L’Équateur, un pays riche en biodiversité

Considéré comme l’un des pays les riches en biodiversité au monde, l’Équateur doit cette profusion faunistique et florale à un incroyable richesse écosystémique propice à l’épanouissement de la vie. Au nombre de 46, ces écosystèmes, distribués dans les 11 grandes écorégions du pays, sont alimentées par des climats tropicaux tempérés très divers qui leur donnent un aspect unique et singulier. Cette semaine, nous vous proposons de partir à la découverte de ces différents paysages par le biais des plus belles images prises par de nos guides photographes.

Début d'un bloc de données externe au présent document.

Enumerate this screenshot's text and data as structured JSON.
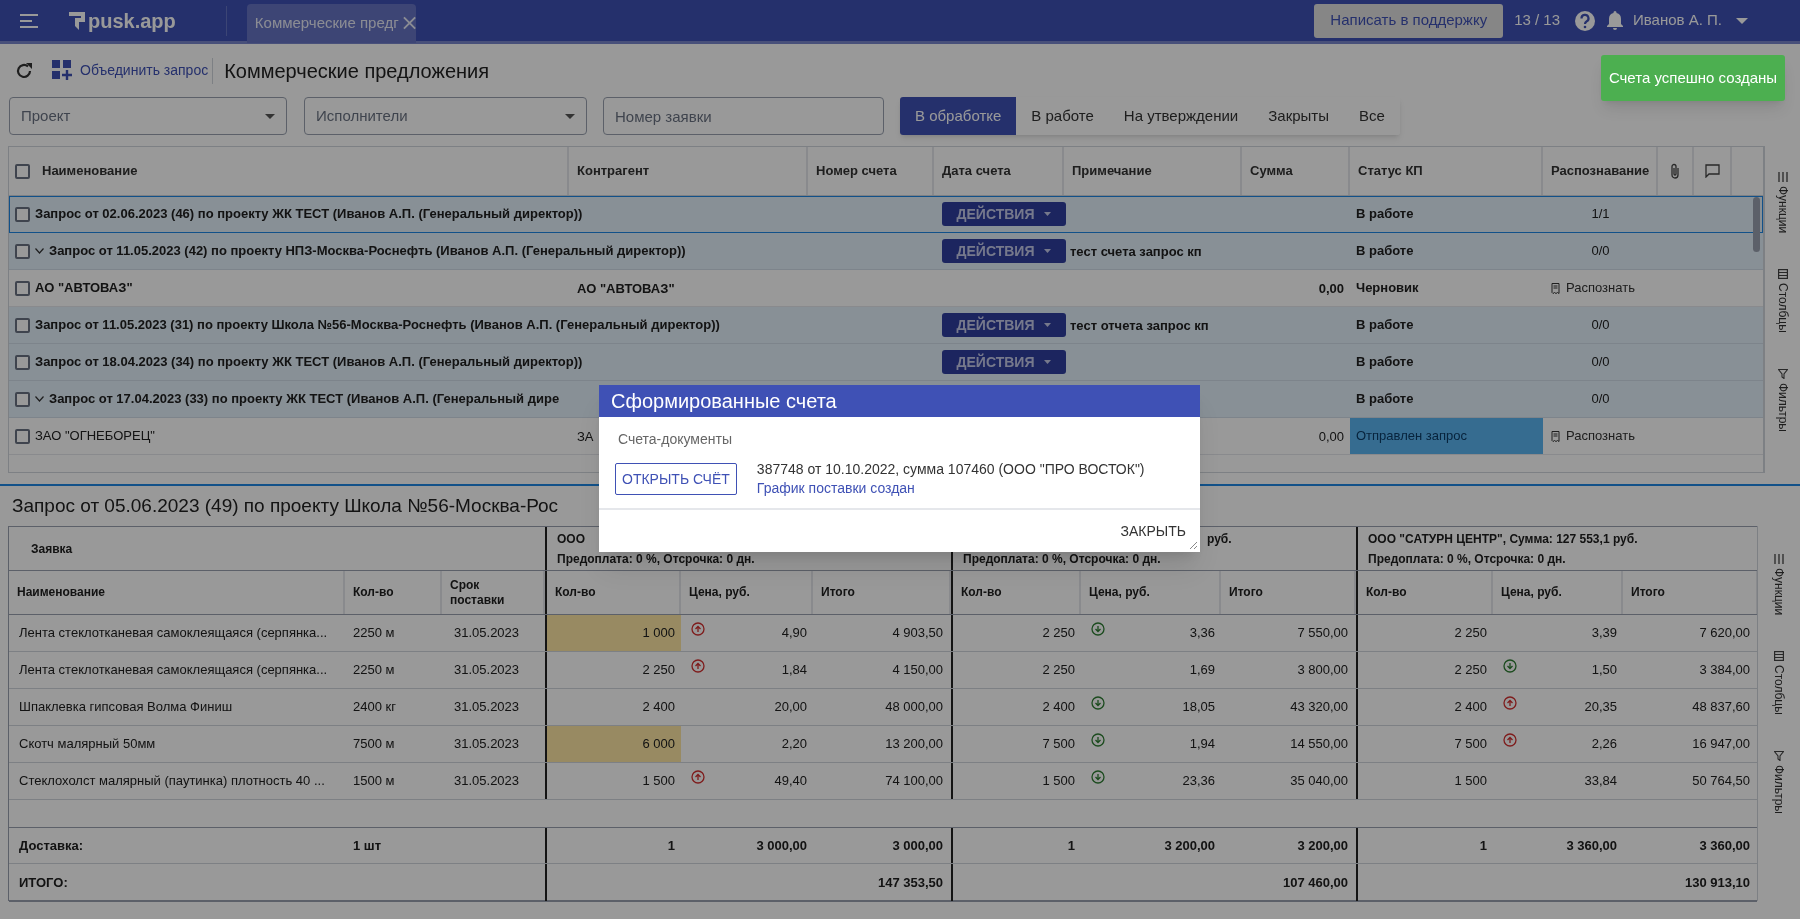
{
  "top_bar": {
    "app_name": "pusk.app",
    "tab": {
      "label": "Коммерческие предг"
    },
    "support_button": "Написать в поддержку",
    "counter": "13 / 13",
    "user": "Иванов А. П."
  },
  "toolbar": {
    "merge_link": "Объединить запрос",
    "title": "Коммерческие предложения"
  },
  "filters": [
    {
      "kind": "select",
      "placeholder": "Проект"
    },
    {
      "kind": "select",
      "placeholder": "Исполнители"
    },
    {
      "kind": "input",
      "placeholder": "Номер заявки"
    }
  ],
  "status_tabs": [
    {
      "label": "В обработке",
      "selected": true
    },
    {
      "label": "В работе",
      "selected": false
    },
    {
      "label": "На утверждении",
      "selected": false
    },
    {
      "label": "Закрыты",
      "selected": false
    },
    {
      "label": "Все",
      "selected": false
    }
  ],
  "requests_table": {
    "header_checked": false,
    "columns": [
      "Наименование",
      "Контрагент",
      "Номер счета",
      "Дата счета",
      "Примечание",
      "Сумма",
      "Статус КП",
      "Распознавание"
    ],
    "rows": [
      {
        "kind": "request",
        "checked": false,
        "selected": true,
        "expanded": false,
        "name": "Запрос от 02.06.2023 (46) по проекту ЖК ТЕСТ (Иванов А.П. (Генеральный директор))",
        "actions": "ДЕЙСТВИЯ",
        "status": "В работе",
        "recognition": "1/1"
      },
      {
        "kind": "request",
        "checked": false,
        "selected": false,
        "expanded": true,
        "name": "Запрос от 11.05.2023 (42) по проекту НПЗ-Москва-Роснефть (Иванов А.П. (Генеральный директор))",
        "actions": "ДЕЙСТВИЯ",
        "note": "тест счета запрос кп",
        "status": "В работе",
        "recognition": "0/0"
      },
      {
        "kind": "offer",
        "checked": false,
        "selected": false,
        "bold": true,
        "name": "АО \"АВТОВАЗ\"",
        "contragent": "АО \"АВТОВАЗ\"",
        "sum": "0,00",
        "status": "Черновик",
        "status_highlighted": false,
        "recognize": "Распознать"
      },
      {
        "kind": "request",
        "checked": false,
        "selected": false,
        "expanded": false,
        "name": "Запрос от 11.05.2023 (31) по проекту Школа №56-Москва-Роснефть (Иванов А.П. (Генеральный директор))",
        "actions": "ДЕЙСТВИЯ",
        "note": "тест отчета запрос кп",
        "status": "В работе",
        "recognition": "0/0"
      },
      {
        "kind": "request",
        "checked": false,
        "selected": false,
        "expanded": false,
        "name": "Запрос от 18.04.2023 (34) по проекту ЖК ТЕСТ (Иванов А.П. (Генеральный директор))",
        "actions": "ДЕЙСТВИЯ",
        "status": "В работе",
        "recognition": "0/0"
      },
      {
        "kind": "request",
        "checked": false,
        "selected": false,
        "expanded": true,
        "name": "Запрос от 17.04.2023 (33) по проекту ЖК ТЕСТ (Иванов А.П. (Генеральный дире",
        "status": "В работе",
        "recognition": "0/0"
      },
      {
        "kind": "offer",
        "checked": false,
        "selected": false,
        "bold": false,
        "name": "ЗАО \"ОГНЕБОРЕЦ\"",
        "contragent": "ЗА",
        "sum": "0,00",
        "status": "Отправлен запрос",
        "status_highlighted": true,
        "recognize": "Распознать"
      }
    ],
    "side_panel": [
      "Функции",
      "Столбцы",
      "Фильтры"
    ]
  },
  "comparison": {
    "title": "Запрос от 05.06.2023 (49) по проекту Школа №56-Москва-Рос",
    "request_header": "Заявка",
    "columns": [
      "Наименование",
      "Кол-во",
      "Срок поставки"
    ],
    "suppliers": [
      {
        "title": "ООО",
        "terms": "Предоплата: 0 %, Отсрочка: 0 дн.",
        "columns": [
          "Кол-во",
          "Цена, руб.",
          "Итого"
        ]
      },
      {
        "title": "руб.",
        "terms": "Предоплата: 0 %, Отсрочка: 0 дн.",
        "columns": [
          "Кол-во",
          "Цена, руб.",
          "Итого"
        ]
      },
      {
        "title": "ООО \"САТУРН ЦЕНТР\", Сумма: 127 553,1 руб.",
        "terms": "Предоплата: 0 %, Отсрочка: 0 дн.",
        "columns": [
          "Кол-во",
          "Цена, руб.",
          "Итого"
        ]
      }
    ],
    "rows": [
      {
        "name": "Лента стеклотканевая самоклеящаяся (серпянка...",
        "qty": "2250 м",
        "date": "31.05.2023",
        "offers": [
          {
            "qty": "1 000",
            "highlighted": true,
            "rising": true,
            "falling": false,
            "price": "4,90",
            "total": "4 903,50"
          },
          {
            "qty": "2 250",
            "highlighted": false,
            "rising": false,
            "falling": true,
            "price": "3,36",
            "total": "7 550,00"
          },
          {
            "qty": "2 250",
            "highlighted": false,
            "rising": false,
            "falling": false,
            "price": "3,39",
            "total": "7 620,00"
          }
        ]
      },
      {
        "name": "Лента стеклотканевая самоклеящаяся (серпянка...",
        "qty": "2250 м",
        "date": "31.05.2023",
        "offers": [
          {
            "qty": "2 250",
            "highlighted": false,
            "rising": true,
            "falling": false,
            "price": "1,84",
            "total": "4 150,00"
          },
          {
            "qty": "2 250",
            "highlighted": false,
            "rising": false,
            "falling": false,
            "price": "1,69",
            "total": "3 800,00"
          },
          {
            "qty": "2 250",
            "highlighted": false,
            "rising": false,
            "falling": true,
            "price": "1,50",
            "total": "3 384,00"
          }
        ]
      },
      {
        "name": "Шпаклевка гипсовая Волма Финиш",
        "qty": "2400 кг",
        "date": "31.05.2023",
        "offers": [
          {
            "qty": "2 400",
            "highlighted": false,
            "rising": false,
            "falling": false,
            "price": "20,00",
            "total": "48 000,00"
          },
          {
            "qty": "2 400",
            "highlighted": false,
            "rising": false,
            "falling": true,
            "price": "18,05",
            "total": "43 320,00"
          },
          {
            "qty": "2 400",
            "highlighted": false,
            "rising": true,
            "falling": false,
            "price": "20,35",
            "total": "48 837,60"
          }
        ]
      },
      {
        "name": "Скотч малярный 50мм",
        "qty": "7500 м",
        "date": "31.05.2023",
        "offers": [
          {
            "qty": "6 000",
            "highlighted": true,
            "rising": false,
            "falling": false,
            "price": "2,20",
            "total": "13 200,00"
          },
          {
            "qty": "7 500",
            "highlighted": false,
            "rising": false,
            "falling": true,
            "price": "1,94",
            "total": "14 550,00"
          },
          {
            "qty": "7 500",
            "highlighted": false,
            "rising": true,
            "falling": false,
            "price": "2,26",
            "total": "16 947,00"
          }
        ]
      },
      {
        "name": "Стеклохолст малярный (паутинка) плотность 40 ...",
        "qty": "1500 м",
        "date": "31.05.2023",
        "offers": [
          {
            "qty": "1 500",
            "highlighted": false,
            "rising": true,
            "falling": false,
            "price": "49,40",
            "total": "74 100,00"
          },
          {
            "qty": "1 500",
            "highlighted": false,
            "rising": false,
            "falling": true,
            "price": "23,36",
            "total": "35 040,00"
          },
          {
            "qty": "1 500",
            "highlighted": false,
            "rising": false,
            "falling": false,
            "price": "33,84",
            "total": "50 764,50"
          }
        ]
      }
    ],
    "delivery": {
      "label": "Доставка:",
      "qty": "1 шт",
      "offers": [
        {
          "qty": "1",
          "price": "3 000,00",
          "total": "3 000,00"
        },
        {
          "qty": "1",
          "price": "3 200,00",
          "total": "3 200,00"
        },
        {
          "qty": "1",
          "price": "3 360,00",
          "total": "3 360,00"
        }
      ]
    },
    "total": {
      "label": "ИТОГО:",
      "offers": [
        {
          "total": "147 353,50"
        },
        {
          "total": "107 460,00"
        },
        {
          "total": "130 913,10"
        }
      ]
    },
    "side_panel": [
      "Функции",
      "Столбцы",
      "Фильтры"
    ]
  },
  "modal": {
    "title": "Сформированные счета",
    "section": "Счета-документы",
    "open_button": "ОТКРЫТЬ СЧЁТ",
    "invoice": "387748 от 10.10.2022, сумма 107460 (ООО \"ПРО ВОСТОК\")",
    "schedule_link": "График поставки создан",
    "close_button": "ЗАКРЫТЬ"
  },
  "toast": "Счета успешно созданы"
}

Les Páramos (hauts plateaux andins), aussi appelés puna ou altiplano sont des écosystèmes tropicaux d’altitude dont l’une des fonctions principales est la rétention de grandes quantités d’eau, qui au-delà de la propre chaine trophique naturelle, a été mis à profit par l’homme qui a colonisé depuis plus 8.000 ans les hautes Andes.

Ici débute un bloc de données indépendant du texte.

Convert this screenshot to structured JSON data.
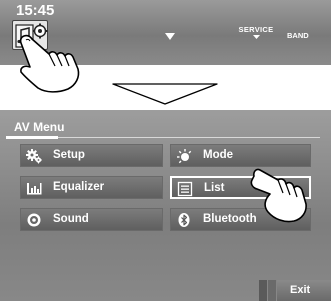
{
  "status": {
    "clock": "15:45"
  },
  "top_bar": {
    "service_label": "SERVICE",
    "band_label": "BAND"
  },
  "av_menu": {
    "title": "AV Menu",
    "items": [
      {
        "label": "Setup",
        "icon": "gear-icon"
      },
      {
        "label": "Equalizer",
        "icon": "equalizer-icon"
      },
      {
        "label": "Sound",
        "icon": "speaker-icon"
      },
      {
        "label": "Mode",
        "icon": "sun-icon"
      },
      {
        "label": "List",
        "icon": "list-icon"
      },
      {
        "label": "Bluetooth",
        "icon": "bluetooth-icon"
      }
    ],
    "selected": "List",
    "exit_label": "Exit"
  },
  "colors": {
    "panel": "#8a8a8a",
    "button": "#6a6a6a",
    "text": "#ffffff"
  }
}
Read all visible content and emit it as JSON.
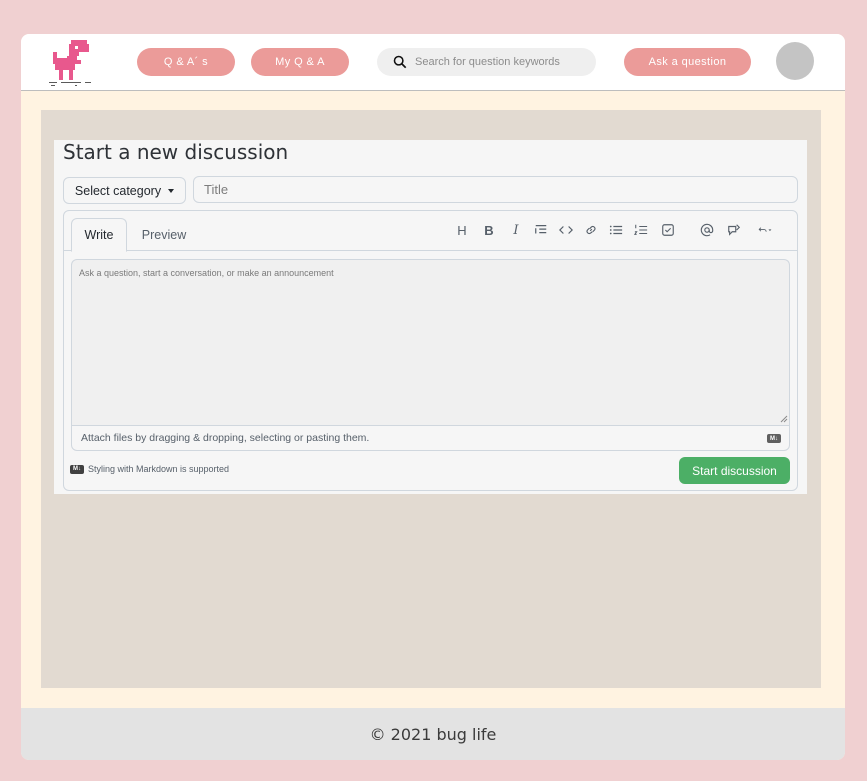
{
  "nav": {
    "qa_label": "Q & A´ s",
    "my_qa_label": "My Q & A",
    "search_placeholder": "Search for question keywords",
    "ask_label": "Ask a question"
  },
  "discussion": {
    "heading": "Start a new discussion",
    "category_label": "Select category",
    "title_placeholder": "Title",
    "tabs": {
      "write": "Write",
      "preview": "Preview"
    },
    "toolbar": [
      "heading",
      "bold",
      "italic",
      "quote",
      "code",
      "link",
      "bulleted-list",
      "numbered-list",
      "task-list",
      "mention",
      "reference",
      "undo"
    ],
    "body_placeholder": "Ask a question, start a conversation, or make an announcement",
    "attach_text": "Attach files by dragging & dropping, selecting or pasting them.",
    "markdown_note": "Styling with Markdown is supported",
    "markdown_badge": "M↓",
    "submit_label": "Start discussion"
  },
  "footer": {
    "text": "© 2021 bug life"
  },
  "colors": {
    "page_bg": "#f0d0d1",
    "frame_bg": "#fff3e1",
    "pill": "#eb9b99",
    "content_bg": "#e2dad1",
    "submit": "#4caf66"
  }
}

Grandes sources de biodiversité, isolés par la poussée graduelle des Andes, les páramos sont constitués d’une végétation unique, dont l’endémisme est l’un des plus hauts écosystèmes montagneux au monde.  La sous-espèce dEspeletia pycnophylla subsp. angelensis est, comme son nom l’indique, endémique de la zone des páramos du parc national Cajas au nord de l’Equateur.

Les espèces introduites, telles les vaches et taureaux de lidia, utilisés pour les corridas, créent malheureusement une très forte érosion sur les fragiles sols des páramos.

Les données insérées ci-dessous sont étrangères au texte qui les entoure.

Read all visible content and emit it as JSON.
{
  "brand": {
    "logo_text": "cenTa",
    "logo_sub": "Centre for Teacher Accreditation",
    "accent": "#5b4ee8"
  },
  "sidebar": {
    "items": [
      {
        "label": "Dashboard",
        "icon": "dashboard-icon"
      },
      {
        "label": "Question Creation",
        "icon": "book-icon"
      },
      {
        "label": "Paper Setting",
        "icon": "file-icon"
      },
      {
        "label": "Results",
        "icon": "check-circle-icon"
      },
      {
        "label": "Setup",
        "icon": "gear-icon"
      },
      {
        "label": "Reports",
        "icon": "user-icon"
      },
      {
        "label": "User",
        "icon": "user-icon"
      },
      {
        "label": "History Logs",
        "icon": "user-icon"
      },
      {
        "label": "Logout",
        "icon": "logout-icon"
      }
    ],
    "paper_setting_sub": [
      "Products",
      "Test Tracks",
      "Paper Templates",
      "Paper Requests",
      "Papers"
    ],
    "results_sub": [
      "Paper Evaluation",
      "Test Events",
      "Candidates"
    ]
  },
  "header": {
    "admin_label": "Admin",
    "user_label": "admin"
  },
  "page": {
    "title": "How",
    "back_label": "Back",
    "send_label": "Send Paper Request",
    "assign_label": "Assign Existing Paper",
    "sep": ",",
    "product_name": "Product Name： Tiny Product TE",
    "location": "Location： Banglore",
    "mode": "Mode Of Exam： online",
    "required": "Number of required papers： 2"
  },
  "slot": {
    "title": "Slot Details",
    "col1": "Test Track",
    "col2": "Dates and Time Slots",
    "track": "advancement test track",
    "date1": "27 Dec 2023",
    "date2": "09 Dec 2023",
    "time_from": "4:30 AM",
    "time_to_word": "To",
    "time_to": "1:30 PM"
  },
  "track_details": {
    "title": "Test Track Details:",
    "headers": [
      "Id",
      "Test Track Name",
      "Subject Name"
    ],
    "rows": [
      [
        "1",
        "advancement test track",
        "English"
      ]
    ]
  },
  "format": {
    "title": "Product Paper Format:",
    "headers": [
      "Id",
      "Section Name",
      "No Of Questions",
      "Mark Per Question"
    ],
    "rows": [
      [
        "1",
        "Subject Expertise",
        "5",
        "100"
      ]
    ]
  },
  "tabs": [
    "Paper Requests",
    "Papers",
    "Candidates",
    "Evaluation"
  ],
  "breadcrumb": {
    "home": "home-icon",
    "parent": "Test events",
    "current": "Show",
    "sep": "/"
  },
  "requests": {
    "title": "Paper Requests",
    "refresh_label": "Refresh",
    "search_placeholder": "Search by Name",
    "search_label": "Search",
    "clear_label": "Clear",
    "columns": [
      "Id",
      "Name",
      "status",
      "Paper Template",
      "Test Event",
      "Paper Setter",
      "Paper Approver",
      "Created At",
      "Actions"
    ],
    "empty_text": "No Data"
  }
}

Les grandes plaines herbacées des hauts plateaux andins forment un manteau homogène de végétation rase donnant aux paysages un air de steppe.

La végétation acaule située à 3900 mètres d’altitude, au pied du volcan Antisana est extrêmement bien adaptée aux vents et aux températures basses, mais surtout aux fortes radiations solaires contre lesquelles les plantes doivent lutter.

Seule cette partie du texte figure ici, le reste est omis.